In a wee bit over a week, it will be my birthday. Anyone will tell you that I love my birthday. I guess it's a bit self-centered and narcissistic, but I love it. (I love it even more when I get daffodils....just like Mum used to give me. Boys? Are you listening? That includes you Kyle!)
This year got me thinking. One year ago, on my birthday, I startled this blog. I have, of late, been absent from writing it. I have so many things going on in my brain, that writing, is, actually the last thing on my mind. It's too bad really, because I find it quite therapeutic when I do write. And it saves the stream of consciousness from my mouth when poor Kyle gets home. He just has to read it to know what the heck I was thinking about on any particular day. So, in a year: I started a blog, I co-chaired a Sunday school, I completed a massive practicum project for grad school, (more pages of writing than I have ever written in my life!), and I joined the Wonderworks Children's Museum's board. I watched my two year old have speech therapy and improve in leaps and bounds. He tells me daily, "me love you vewy much..." I cried (many times), when Charlie gave us such a huge fight every morning about going to school (and other things besides), I racked my brains trying to figure out what to change or implement to help the kid feel better. I have observed in the last two weeks, Charlie literally blossom. He is this fun, funny, smart, creative, dare I say it...happy little boy. I should be thanking someone or something bigger than me everyday, since everyday is so much better that I find myself forgetting just how bad it had become. I have watched JP leave behind the world of Lego's and bakughans, and enter the world of g-mail, girls calling, and Warhammer. (Warhammer is another blog for another day. All I will say is sometimes when there are adult men in the Warhammer shop , which is run by a very nice English bloke - who JP idolizes - I like to call it Dork-hammer. Sorry....) But, he loves to paint the little figures and become all creative about the painting. Who can complain about painting? (Well....except when I find permanent paint all over my bathroom towels, in a classic JP attempt to "clean-up"!)

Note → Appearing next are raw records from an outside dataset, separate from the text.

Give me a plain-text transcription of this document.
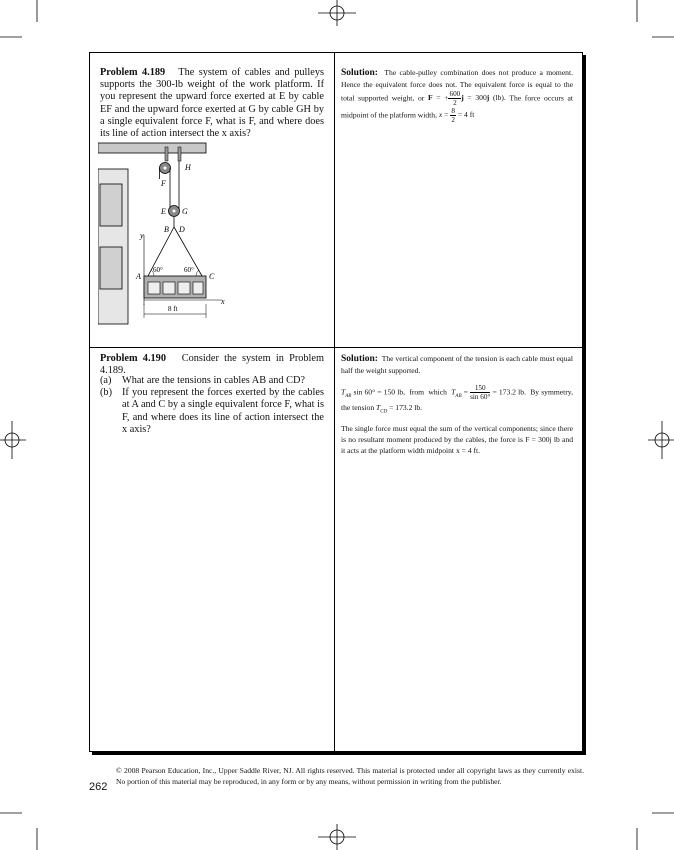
Problem 4.189 The system of cables and pulleys supports the 300-lb weight of the work platform. If you represent the upward force exerted at E by cable EF and the upward force exerted at G by cable GH by a single equivalent force F, what is F, and where does its line of action intersect the x axis?
Solution: The cable-pulley combination does not produce a moment. Hence the equivalent force does not. The equivalent force is equal to the total supported weight, or F = + $\frac{600}{2}$ j = 300j (lb). The force occurs at midpoint of the platform width, $x = \frac{8}{2} = 4$ ft
H
F
E G
B D
y
A	C
x
60°	60°
8 ft
Problem 4.190 Consider the system in Problem 4.189.
(a)	What are the tensions in cables AB and CD?
(b) If you represent the forces exerted by the cables at A and C by a single equivalent force F, what is F, and where does its line of action intersect the x axis?
Solution: The vertical component of the tension is each cable must equal half the weight supported.
$T_{AB}$ sin 60° = 150 lb,  from  which  $T_{AB} = \frac{150}{\sin 60^\circ} = 173.2$ lb.  By symmetry, the tension $T_{CD} = 173.2$ lb.
The single force must equal the sum of the vertical components; since there is no resultant moment produced by the cables, the force is F = 300j lb and it acts at the platform width midpoint x = 4 ft.
262
© 2008 Pearson Education, Inc., Upper Saddle River, NJ. All rights reserved. This material is protected under all copyright laws as they currently exist. No portion of this material may be reproduced, in any form or by any means, without permission in writing from the publisher.
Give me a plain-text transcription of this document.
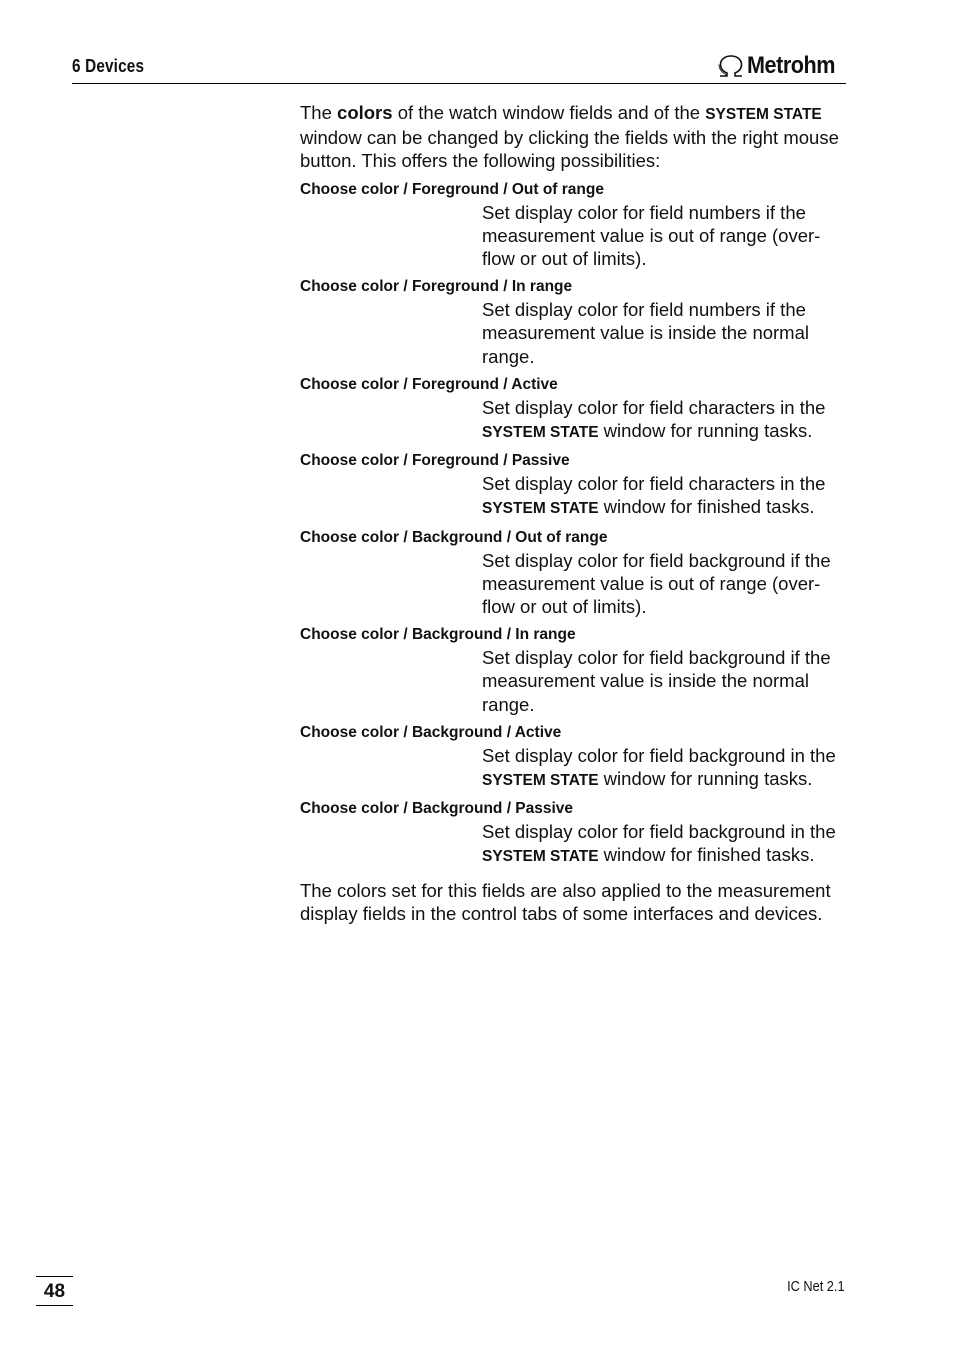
6 Devices	Metrohm

The colors of the watch window fields and of the SYSTEM STATE window can be changed by clicking the fields with the right mouse button. This offers the following possibilities:

Choose color / Foreground / Out of range
Set display color for field numbers if the measurement value is out of range (over-flow or out of limits).
Choose color / Foreground / In range
Set display color for field numbers if the measurement value is inside the normal range.
Choose color / Foreground / Active
Set display color for field characters in the SYSTEM STATE window for running tasks.
Choose color / Foreground / Passive
Set display color for field characters in the SYSTEM STATE window for finished tasks.
Choose color / Background / Out of range
Set display color for field background if the measurement value is out of range (over-flow or out of limits).
Choose color / Background / In range
Set display color for field background if the measurement value is inside the normal range.
Choose color / Background / Active
Set display color for field background in the SYSTEM STATE window for running tasks.
Choose color / Background / Passive
Set display color for field background in the SYSTEM STATE window for finished tasks.

The colors set for this fields are also applied to the measurement display fields in the control tabs of some interfaces and devices.

48	IC Net 2.1
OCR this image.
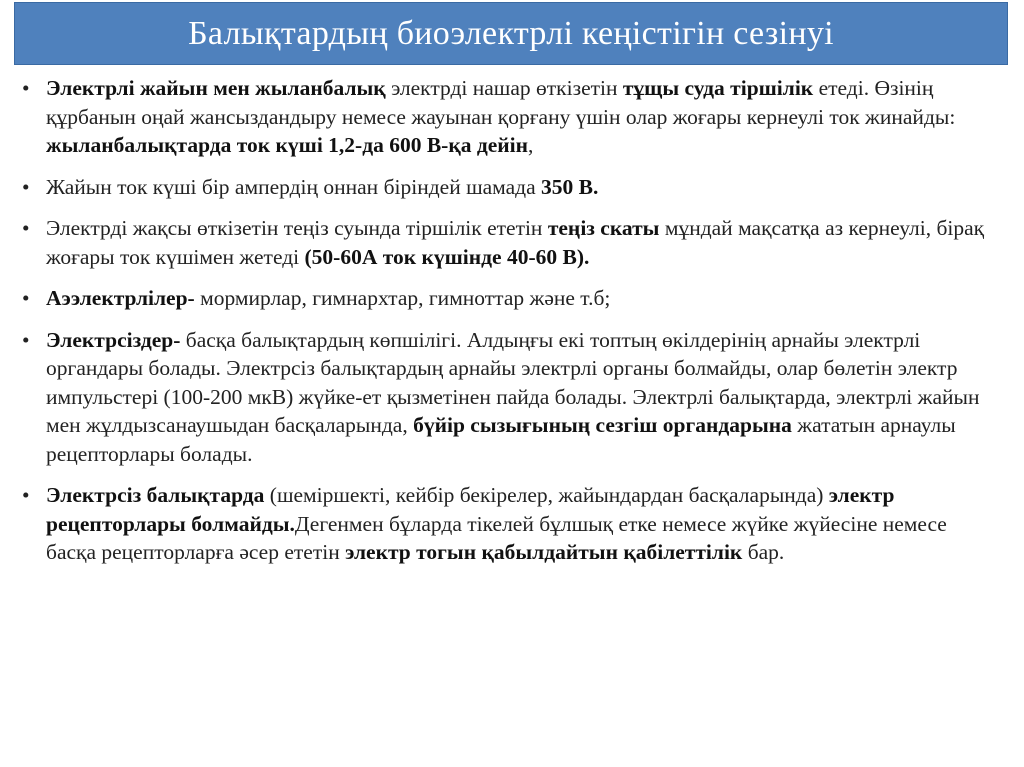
Балықтардың биоэлектрлі кеңістігін сезінуі
• Электрлі жайын мен жыланбалық электрді нашар өткізетін тұщы суда тіршілік етеді. Өзінің құрбанын оңай жансыздандыру немесе жауынан қорғану үшін олар жоғары кернеулі ток жинайды: жыланбалықтарда ток күші 1,2-да 600 В-қа дейін,
• Жайын ток күші бір ампердің оннан біріндей шамада 350 В.
• Электрді жақсы өткізетін теңіз суында тіршілік ететін теңіз скаты мұндай мақсатқа аз кернеулі, бірақ жоғары ток күшімен жетеді (50-60А ток күшінде 40-60 В).
• Аээлектрлілер- мормирлар, гимнархтар, гимноттар және т.б;
• Электрсіздер- басқа балықтардың көпшілігі. Алдыңғы екі топтың өкілдерінің арнайы электрлі органдары болады. Электрсіз балықтардың арнайы электрлі органы болмайды, олар бөлетін электр импульстері (100-200 мкВ) жүйке-ет қызметінен пайда болады. Электрлі балықтарда, электрлі жайын мен жұлдызсанаушыдан басқаларында, бүйір сызығының сезгіш органдарына жататын арнаулы рецепторлары болады.
• Электрсіз балықтарда (шеміршекті, кейбір бекірелер, жайындардан басқаларында) электр рецепторлары болмайды.Дегенмен бұларда тікелей бұлшық етке немесе жүйке жүйесіне немесе басқа рецепторларға әсер ететін электр тогын қабылдайтын қабілеттілік бар.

5 years ago, on my birthday, I started my masters in early childhood education. I turned 32 that year, and all the 40 year old PhD students teased me, warning me that I'd be doing a PhD in my 40's, like them. Well, that remains to be seen, but this year on my birthday, my LAST class will start. LAST CLASS!!! No matter that it overlaps with another class. Not a big deal that it occurs during our second busiest time of the year: two of our kids birthdays (and they are not quiet about their birthdays either!), the start of the t-ball season with both boys playing on different teams in different locations (help!),and PREP (the Sunday school program), has to get wrapped up. I don't care how busy I will be, because as of May 6th, I will be finished with the class component of my graduate degree. Big Sigh. After that is the writing of a big project with a committee and oral defense, but I will be so high from 5 years (on and off), of classes that I won't care......
I have a feeling then, that my life is going to change. Not sure how yet, but I just think it will. My boys are getting older. Kyler may start some type of toddler program in the Fall. (That breaks my heart.) I may work a bit of a job that actually pays me!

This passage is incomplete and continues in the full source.